The first attached plot (H1L1DARMresidual.pdf) shows the residual DARM spectrum for H1 and L1, from a recent coincident lock stretch (9-10-2015, starting 16:15:00 UTC). I used the CAL-DELTAL_RESIDUAL channels, and undid the digital whitening to get the channels calibrated in meters at all frequencies. The residual and external DARM rms values are:
| residual DARM | external DARM | |
|---|---|---|
| H1 | 6 x 10-14 m | 0.62 micron |
| L1 | 1 x 10-14 m | 0.16 micron |
The 'external DARM' is the open loop DARM level (or DARM correction signal), integrated down to 0.05 Hz. The second attached plot (H1L1extDARMcomparison.pdf) shows the external DARM spectra; the higher rms for H1 is mainly due to a higher microseism.
Some things to note:
- L1's residual DARM is 6x smaller than H1, due to more suppression in the 2-5 Hz region. As the 2nd plot shows, there is more DARM excitation in this region on H1 than L1.
- The DARM DC offset for both interferometers is 10 pm, so the residual DARM represents a relative fluctuation of the detected power or photocurrent of 0.1% for L1, 0.6% for H1.
- The violin mode fundamentals are much lower in H1 than L1 - by around 3 orders of magnitude! This is because for H1 the violin mode active damping is left ON during low noise mode, whereas for L1 I believe it is turned OFF. However, this also means that the H1 front end calibration is not accounting for these damping paths.
The 3rd attached plot (H1L1DARMcomparison.pdf) shows the two calibrated DARM spectra (external/open loop) in the band from 20-100 Hz. This plot shows that H1 and L1 are very similar in this band where the noise is unexplained. One suspect for the unexplained noise could be some non-linearity or upconversion in the photodetection. However, since the residual rms fluctuations are 6x higher on H1 than L1, and yet their noise spectra are almost indentical in the 20-100 Hz band, this seems to be ruled out - or at least not supported by this look at the data. More direct tests could (and should) be done, by e.g. changing the DARM DC offset, or intentionally increasing the residual DARM to see if there is an effect in the excess noise band.
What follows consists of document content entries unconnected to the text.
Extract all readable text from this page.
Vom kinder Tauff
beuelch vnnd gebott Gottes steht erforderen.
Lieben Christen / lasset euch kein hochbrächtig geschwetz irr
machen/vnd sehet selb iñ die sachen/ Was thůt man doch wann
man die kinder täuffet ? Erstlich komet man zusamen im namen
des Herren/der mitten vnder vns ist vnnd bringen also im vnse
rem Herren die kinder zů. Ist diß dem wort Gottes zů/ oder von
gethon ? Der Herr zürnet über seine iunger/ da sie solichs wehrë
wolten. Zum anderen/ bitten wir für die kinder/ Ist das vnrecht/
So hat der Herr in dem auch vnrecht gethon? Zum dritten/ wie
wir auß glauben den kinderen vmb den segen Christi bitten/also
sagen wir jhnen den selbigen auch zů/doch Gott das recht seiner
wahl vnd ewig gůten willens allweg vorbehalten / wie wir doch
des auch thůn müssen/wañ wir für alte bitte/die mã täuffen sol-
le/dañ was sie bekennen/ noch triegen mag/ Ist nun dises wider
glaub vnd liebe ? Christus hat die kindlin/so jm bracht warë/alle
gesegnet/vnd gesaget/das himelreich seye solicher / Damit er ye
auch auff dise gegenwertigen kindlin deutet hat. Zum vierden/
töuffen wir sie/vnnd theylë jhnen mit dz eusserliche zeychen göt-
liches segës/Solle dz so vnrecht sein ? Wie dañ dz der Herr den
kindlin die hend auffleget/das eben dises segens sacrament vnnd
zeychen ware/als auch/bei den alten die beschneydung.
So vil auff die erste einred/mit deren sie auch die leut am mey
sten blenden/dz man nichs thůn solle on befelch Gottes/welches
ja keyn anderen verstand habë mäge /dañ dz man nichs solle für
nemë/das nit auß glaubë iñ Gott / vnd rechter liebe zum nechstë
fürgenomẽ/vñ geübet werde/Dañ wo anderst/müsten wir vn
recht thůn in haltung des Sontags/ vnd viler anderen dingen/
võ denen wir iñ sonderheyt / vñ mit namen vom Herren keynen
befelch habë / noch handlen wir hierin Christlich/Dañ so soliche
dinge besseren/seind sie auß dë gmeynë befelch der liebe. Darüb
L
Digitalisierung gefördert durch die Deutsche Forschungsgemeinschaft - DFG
We briefly tried increasing the DCPD rms by decreasing the DARM gain by 6 dB below a few hertz (more specifically, it's a zero at 2.5 Hz, a pole at 5 Hz, and an ac gain of 1... it's FM5 in LSC-OMC_DC). This increased the DCPD rms by slightly less than a factor of 2. There's no clear effect on the excess noise, but it could be we have to be more aggressive in increasing the rms.
- Nominal DARM configuration: 2015-10-14 20:40:00 to 20:45:00 Z
- Reduced low-frequency gain: 2015-10-14 20:34:30 to 20:39:30 Z
interesting, but do I interpret it right that you (on the experiment reported in the comment) assume that the DARM errorpoint represents the true DARM offset/position? I thought that it is the case at least at L1 that when DARM is locked on heterodyne, and the OMC is locked onto carrier (with the usual DC offset in DARM), then the power in transmission of the OMC fluctuates by several 10%. Assuming that the TEM00-carrier coupling to the OMC would be no different when DARM is locked to OMC trans. power, then also the 'true' DARM would fluctuate this much impressing this fluctuation onto DARM. This fluctuation should show up in the heterodyne signal then. So in this case increasing the DARM gain to reduce the rms would probably not do anything. Or?